In this section, we will download Live ISO to ESP and configure GRUB to boot from it. This enables system recovery and re-installation.

  1. Download Live iso to EFI system partition:

    mkdir /boot/efi/iso
    cd /boot/efi/iso
    # select a mirror # curl -O https://mirrors.ocf.berkeley.edu/archlinux/iso/2021.09.01/archlinux-2021.09.01-x86_64.iso
    curl -O https://archlinux.org/iso/2021.09.01/archlinux-2021.09.01-x86_64.iso.sig
    gpg --auto-key-retrieve --verify archlinux-2021.09.01-x86_64.iso.sig
    

    Additionally you can build your own live image with archiso package.

    GRUB supports verifying checksum. See manual page for details.

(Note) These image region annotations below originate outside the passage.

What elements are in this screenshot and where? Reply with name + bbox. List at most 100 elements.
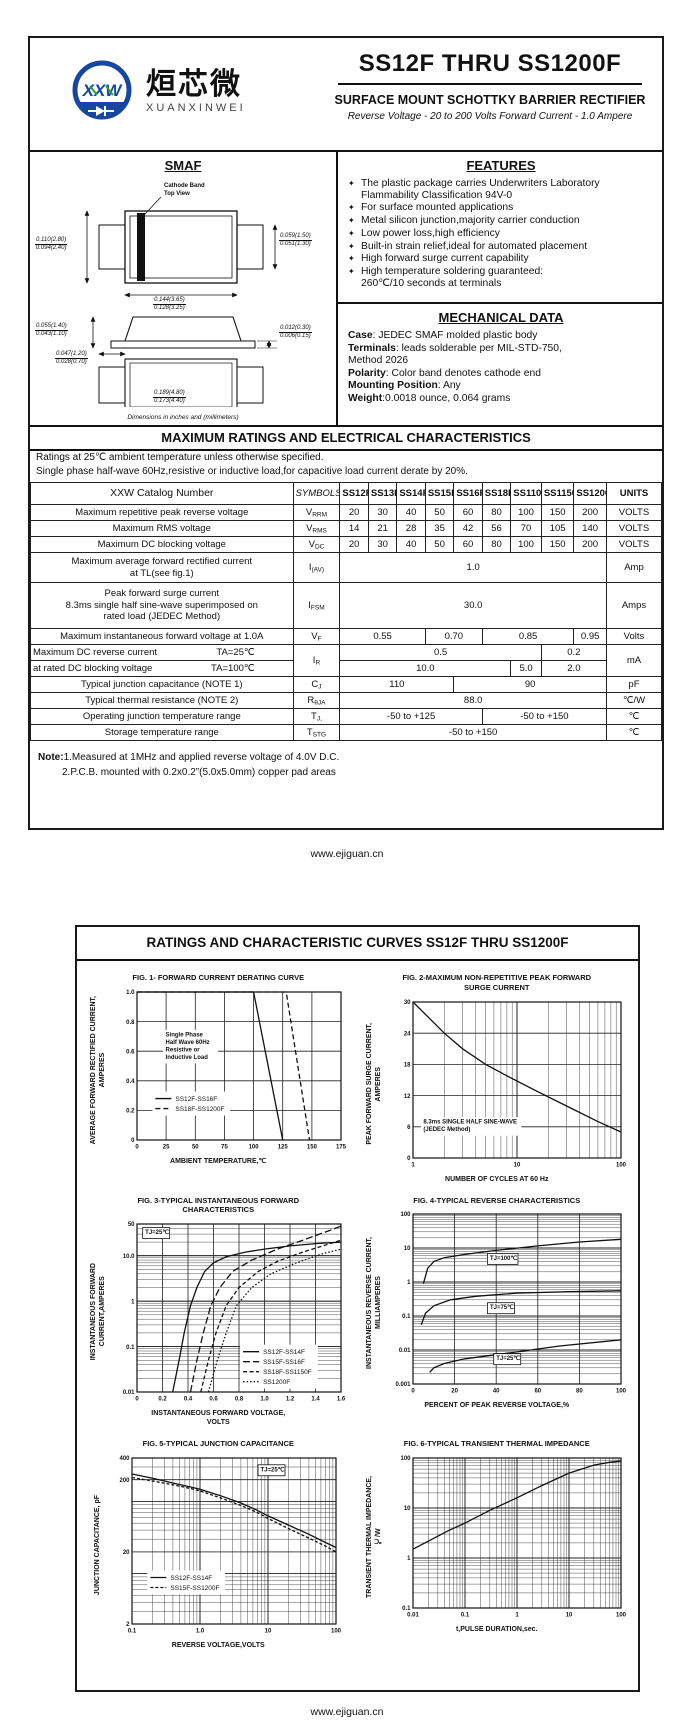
svg-text:150: 150 — [307, 1144, 318, 1150]
dim-pad-height: 0.059(1.50) 0.051(1.30) — [279, 233, 312, 248]
catalog-header: XXW Catalog Number — [30, 482, 294, 505]
ratings-table-wrap: XXW Catalog Number SYMBOLS SS12FSS13FSS1… — [30, 482, 663, 741]
svg-text:12: 12 — [404, 1093, 411, 1099]
svg-text:80: 80 — [576, 1389, 583, 1395]
svg-text:8.3ms SINGLE HALF SINE-WAVE: 8.3ms SINGLE HALF SINE-WAVE — [424, 1119, 518, 1125]
bullet-icon: ✦ — [348, 267, 355, 277]
svg-text:1.2: 1.2 — [286, 1397, 295, 1403]
dim-body-width: 0.110(2.80) 0.094(2.40) — [35, 237, 68, 252]
svg-text:100: 100 — [616, 1389, 627, 1395]
svg-text:0: 0 — [412, 1389, 416, 1395]
figure-1-plot: 0 25 50 75 100 125 150 175 0 0.2 0.4 0.6 0.8 1.0 SS12F… — [126, 990, 347, 1150]
svg-text:100: 100 — [616, 1162, 627, 1168]
figure-5-xlabel: REVERSE VOLTAGE,VOLTS — [171, 1642, 265, 1650]
svg-text:200: 200 — [120, 1478, 131, 1484]
svg-text:Inductive Load: Inductive Load — [165, 1055, 208, 1061]
svg-text:1.0: 1.0 — [126, 990, 135, 996]
svg-text:1.6: 1.6 — [337, 1397, 346, 1403]
datasheet-page-2: RATINGS AND CHARACTERISTIC CURVES SS12F … — [75, 925, 640, 1692]
feature-item: ✦ High temperature soldering guaranteed: … — [348, 266, 544, 289]
website-url: www.ejiguan.cn — [310, 1706, 384, 1718]
figure-2-xlabel: NUMBER OF CYCLES AT 60 Hz — [445, 1175, 549, 1183]
units-header: UNITS — [605, 482, 663, 505]
svg-text:TJ=25℃: TJ=25℃ — [145, 1229, 169, 1236]
svg-text:Resistive or: Resistive or — [165, 1047, 200, 1053]
svg-text:1: 1 — [408, 1556, 412, 1562]
table-row: Peak forward surge current 8.3ms single … — [30, 582, 663, 629]
svg-text:100: 100 — [248, 1144, 259, 1150]
table-notes: Note:1.Measured at 1MHz and applied reve… — [38, 752, 340, 778]
doc-tagline: Reverse Voltage - 20 to 200 Volts Forwar… — [347, 111, 633, 122]
ratings-conditions: Ratings at 25℃ ambient temperature unles… — [36, 452, 468, 477]
svg-text:0.1: 0.1 — [128, 1629, 137, 1635]
svg-text:0.8: 0.8 — [126, 1020, 135, 1026]
feature-item: ✦ High forward surge current capability — [348, 253, 529, 265]
mech-line: Weight:0.0018 ounce, 0.064 grams — [348, 392, 511, 404]
table-row: Storage temperature range TSTG -50 to +1… — [30, 724, 663, 741]
bullet-icon: ✦ — [348, 241, 355, 251]
table-row: Maximum DC reverse current TA=25℃ IR 0.5 … — [30, 644, 663, 677]
table-row: Typical thermal resistance (NOTE 2) RθJA… — [30, 692, 663, 709]
svg-text:400: 400 — [120, 1456, 131, 1462]
figure-3-title: FIG. 3-TYPICAL INSTANTANEOUS FORWARD CHA… — [137, 1195, 300, 1215]
svg-text:TJ=25℃: TJ=25℃ — [261, 1466, 285, 1473]
package-name: SMAF — [164, 158, 202, 173]
svg-text:75: 75 — [221, 1144, 228, 1150]
package-outline-drawing — [84, 196, 278, 407]
mech-line: Mounting Position: Any — [348, 380, 461, 392]
website-url: www.ejiguan.cn — [310, 848, 384, 860]
figure-5-plot: 0.1 1.0 10 100 400 200 20 2 SS12F-SS14F SS15F-SS1… — [120, 1456, 342, 1635]
svg-text:0.4: 0.4 — [126, 1079, 135, 1085]
svg-text:1: 1 — [516, 1613, 520, 1619]
header: XXW 烜芯微 XUANXINWEI SS12F THRU SS1200F — [30, 38, 662, 152]
table-row: at rated DC blocking voltage TA=100℃ 10.0… — [30, 660, 662, 677]
svg-text:0.1: 0.1 — [403, 1315, 412, 1321]
dim-standoff: 0.012(0.30) 0.006(0.15) — [279, 325, 312, 340]
svg-text:XXW: XXW — [82, 81, 124, 100]
figure-4-ylabel: INSTANTANEOUS REVERSE CURRENT, MILLIAMPE… — [366, 1237, 383, 1370]
figure-6-xlabel: t,PULSE DURATION,sec. — [455, 1626, 538, 1634]
svg-text:175: 175 — [336, 1144, 347, 1150]
svg-text:24: 24 — [404, 1031, 411, 1037]
svg-text:0: 0 — [135, 1397, 139, 1403]
svg-text:10: 10 — [404, 1247, 411, 1253]
svg-text:10: 10 — [404, 1506, 411, 1512]
figure-4: FIG. 4-TYPICAL REVERSE CHARACTERISTICS I… — [358, 1190, 637, 1428]
svg-text:SS15F-SS16F: SS15F-SS16F — [263, 1359, 305, 1366]
svg-text:1.0: 1.0 — [196, 1629, 205, 1635]
figure-6-ylabel: TRANSIENT THERMAL IMPEDANCE, ℃/W — [366, 1476, 383, 1599]
ratings-table: XXW Catalog Number SYMBOLS SS12FSS13FSS1… — [30, 482, 663, 741]
symbols-header: SYMBOLS — [292, 482, 341, 505]
figure-6-title: FIG. 6-TYPICAL TRANSIENT THERMAL IMPEDAN… — [403, 1439, 590, 1449]
features-section: FEATURES ✦ The plastic package carries Un… — [338, 152, 662, 304]
svg-text:100: 100 — [616, 1613, 627, 1619]
svg-text:(JEDEC Method): (JEDEC Method) — [424, 1127, 471, 1133]
mech-line: Terminals: leads solderable per MIL-STD-… — [348, 342, 562, 354]
svg-text:0.01: 0.01 — [408, 1613, 420, 1619]
figure-4-plot: 0 20 40 60 80 100 100 10 1 0.1 0.01 0.001 TJ=100℃ TJ=… — [396, 1213, 627, 1395]
svg-text:6: 6 — [408, 1125, 412, 1131]
figure-6: FIG. 6-TYPICAL TRANSIENT THERMAL IMPEDAN… — [358, 1433, 637, 1650]
svg-text:SS15F-SS1200F: SS15F-SS1200F — [171, 1585, 220, 1592]
svg-text:25: 25 — [163, 1144, 170, 1150]
brand-name-cn: 烜芯微 — [146, 68, 242, 101]
brand-name-en: XUANXINWEI — [146, 102, 246, 114]
svg-text:0.6: 0.6 — [126, 1049, 135, 1055]
svg-text:TJ=25℃: TJ=25℃ — [497, 1356, 521, 1363]
svg-text:TJ=100℃: TJ=100℃ — [490, 1255, 518, 1262]
feature-item: ✦ The plastic package carries Underwriter… — [348, 178, 600, 201]
svg-text:100: 100 — [401, 1213, 412, 1219]
svg-text:1: 1 — [408, 1281, 412, 1287]
svg-text:0.1: 0.1 — [461, 1613, 470, 1619]
table-row: Maximum repetitive peak reverse voltage … — [30, 504, 663, 521]
svg-text:0.01: 0.01 — [399, 1349, 411, 1355]
right-column: FEATURES ✦ The plastic package carries Un… — [338, 152, 662, 425]
figure-2-plot: 1 10 100 0 6 12 18 24 30 8.3ms SINGLE HALF SINE-W… — [404, 1000, 627, 1168]
table-row: Maximum RMS voltage VRMS 14 21 28 35 42 56 70 1… — [30, 520, 663, 537]
bullet-icon: ✦ — [348, 254, 355, 264]
svg-text:SS12F-SS14F: SS12F-SS14F — [171, 1575, 213, 1582]
svg-text:10.0: 10.0 — [123, 1254, 135, 1260]
figure-2-title: FIG. 2-MAXIMUM NON-REPETITIVE PEAK FORWA… — [402, 973, 592, 992]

  2. Add custom GRUB entry for /boot/efi/iso/archlinux-*.iso:

    curl -L https://git.io/Jsfr3 > /etc/grub.d/43_archiso
    chmod +x /etc/grub.d/43_archiso
    

    You can also boot Live ISO for other distros, see glim configurations.

    ISO is not mirrored to other devices due to its size. Change $ESP_MNT to adapt to other ESP.

  3. Generate grub.cfg in the next step. If a new file has been added later, regenerate grub.cfg.